Quels applications et avantages potentiels voyez-vous pour votre recherche au-delà de la xénotransplantation, dans des domaines tels que la régénération d’organes ou d’autres domaines médicaux ?
Notre rapport pourrait être une étude de cas sur la puissance de l’édition génétique médiée par CRISPR/Cas9. Il peut constituer une référence pour la thérapie génique, la thérapie cellulaire, l’ingénierie des organes et l’ingénierie du génome des grands animaux. Dans cette étude, nous avons utilisé la jonction d’extrémités non homologues (NHEJ) médiée par CRISPR/Cas9 pour modifier simultanément 59 locus génomiques et inactiver 59 copies du rétrovirus endogène porcin.
De plus, nous avons utilisé la réparation dirigée par homologie (HDR) médiée par CRISPR/Cas9 pour insérer une aire d’atterrissage dans un site de sphère de sécurité génomique. Pour parvenir à l’expression de plusieurs transgènes, nous avons eu recours à une conception polycistronique et avons pu parvenir à l’expression des sept transgènes humains.
C’est également une vitrine de la puissance du séquençage de nouvelle génération (NGS). Compte tenu du nombre relativement important de modifications génomiques, on peut s’attendre à un impact hors cible sur le génome. Nous avons utilisé une suite de technologies, notamment le séquençage à lecture longue et le séquençage direct de l’ARN, pour interroger les cellules et les porcs et nous assurer qu’à chaque étape du processus, nous savons ce que nous avons.
C’est un témoignage de ce que nous pouvons accomplir lorsque nous formons une équipe, croyant en la mission et atteignant les objectifs.
Où les lecteurs peuvent-ils trouver plus d’informations ?
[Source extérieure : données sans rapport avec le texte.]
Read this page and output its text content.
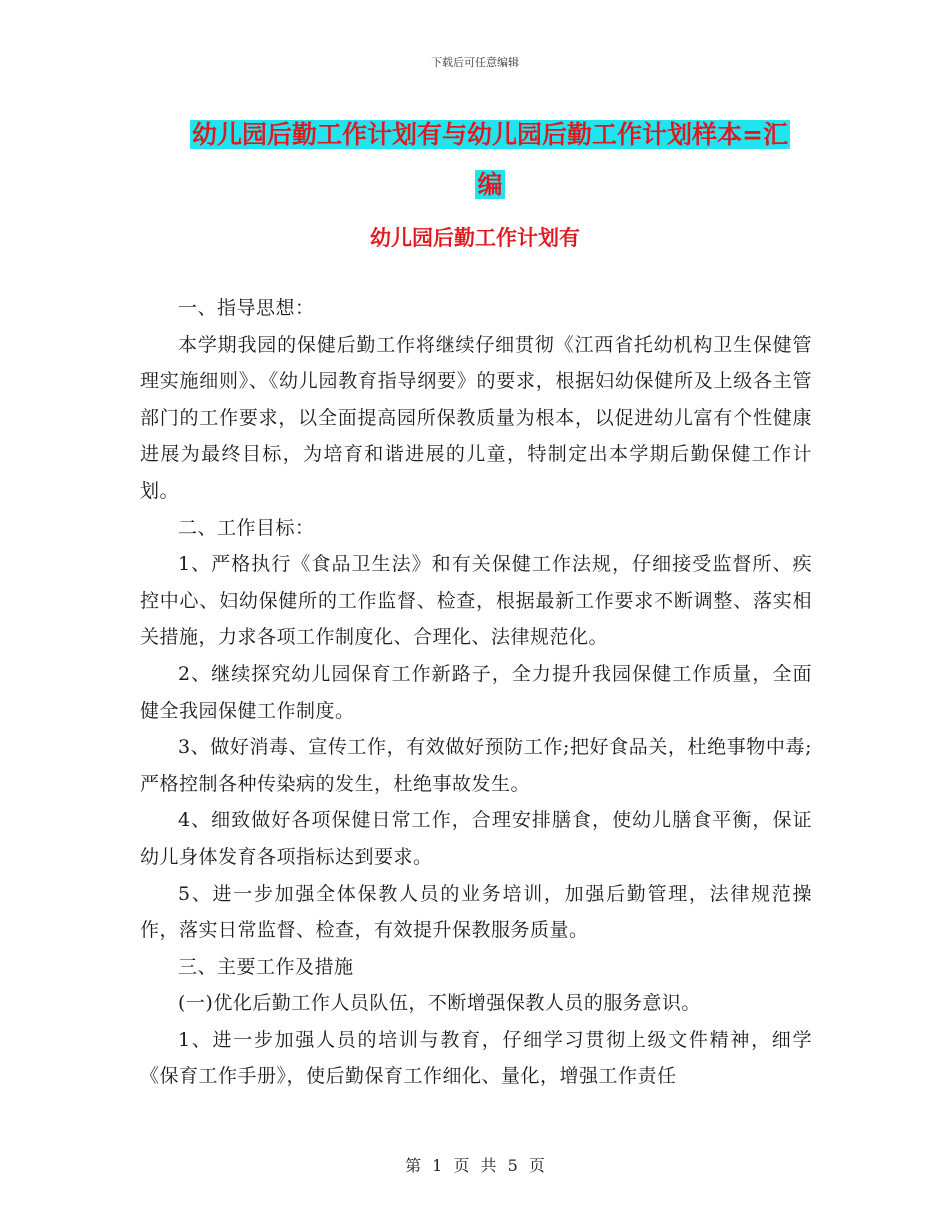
下载后可任意编辑
幼儿园后勤工作计划有与幼儿园后勤工作计划样本=汇
编
幼儿园后勤工作计划有

一、指导思想：

本学期我园的保健后勤工作将继续仔细贯彻《江西省托幼机构卫生保健管理实施细则》、《幼儿园教育指导纲要》的要求，根据妇幼保健所及上级各主管部门的工作要求，以全面提高园所保教质量为根本，以促进幼儿富有个性健康进展为最终目标，为培育和谐进展的儿童，特制定出本学期后勤保健工作计划。

二、工作目标：

1、严格执行《食品卫生法》和有关保健工作法规，仔细接受监督所、疾控中心、妇幼保健所的工作监督、检查，根据最新工作要求不断调整、落实相关措施，力求各项工作制度化、合理化、法律规范化。

2、继续探究幼儿园保育工作新路子，全力提升我园保健工作质量，全面健全我园保健工作制度。

3、做好消毒、宣传工作，有效做好预防工作;把好食品关，杜绝事物中毒;严格控制各种传染病的发生，杜绝事故发生。

4、细致做好各项保健日常工作，合理安排膳食，使幼儿膳食平衡，保证幼儿身体发育各项指标达到要求。

5、进一步加强全体保教人员的业务培训，加强后勤管理，法律规范操作，落实日常监督、检查，有效提升保教服务质量。

三、主要工作及措施

(一)优化后勤工作人员队伍，不断增强保教人员的服务意识。

1、进一步加强人员的培训与教育，仔细学习贯彻上级文件精神，细学《保育工作手册》，使后勤保育工作细化、量化，增强工作责任

第 1 页 共 5 页
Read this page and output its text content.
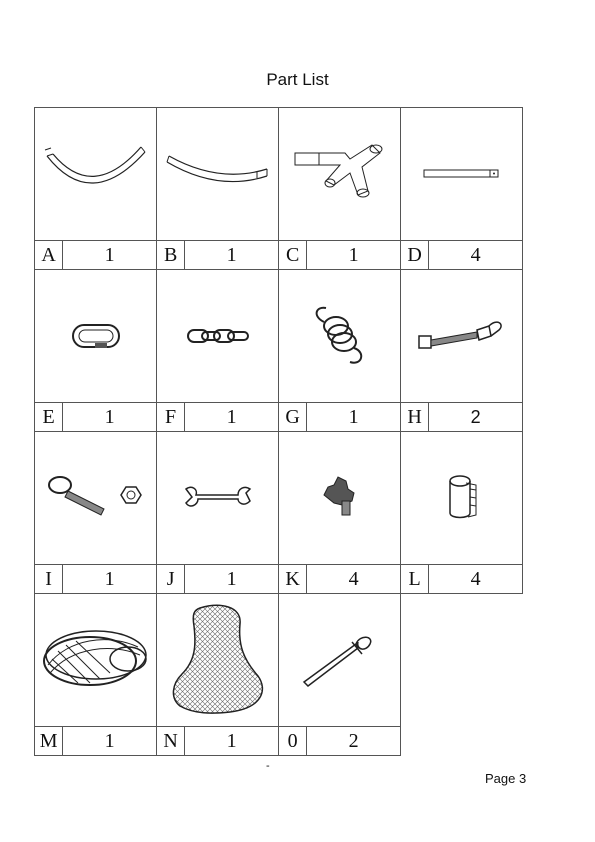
Part List

A	1	B	1	C	1	D	4

E	1	F	1	G	1	H	2

I	1	J	1	K	4	L	4

M	1	N	1	0	2		
-
Page 3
À propos de Wenning Qin, Ph.D.
Le Dr Wenning Qin est vice-président principal, innovation et développement de processus chez eGenesis. Dans son rôle actuel, elle est responsable de la stratégie globale d’ingénierie du génome et de développement de processus pour eGenesis. Le Dr Qin est titulaire d’un baccalauréat en santé publique et d’une maîtrise en physiologie cardiovasculaire de l’Université médicale de Tongji, ainsi que d’un doctorat. en pharmacologie cardiovasculaire de la Southern Illinois University.
Elle a complété une formation postdoctorale en régulation transcriptionnelle de l’expression des gènes à la faculté de médecine de l’Université Washington à St. Louis. Elle possède plus de 25 ans d’expérience dans l’édition génétique et la direction scientifique de Monsanto Life Sciences, Pharmacia Corporation, Pfizer Inc., Biogen Inc. et du laboratoire Jackson.
De nombreux programmes gérés par le Dr Qin et auxquels il a contribué – dans les domaines de l’oncologie, des neurosciences et des maladies cardiovasculaires – ont progressé vers l’IND et l’approbation. Tout au long de sa carrière, le Dr Qin s’est spécialisée dans l’édition du génome d’organismes modèles, notamment des modèles de rongeurs et de porcins, en utilisant la biologie synthétique, le ciblage génétique conventionnel ainsi que la technologie d’édition du génome CRISPR-Cas9.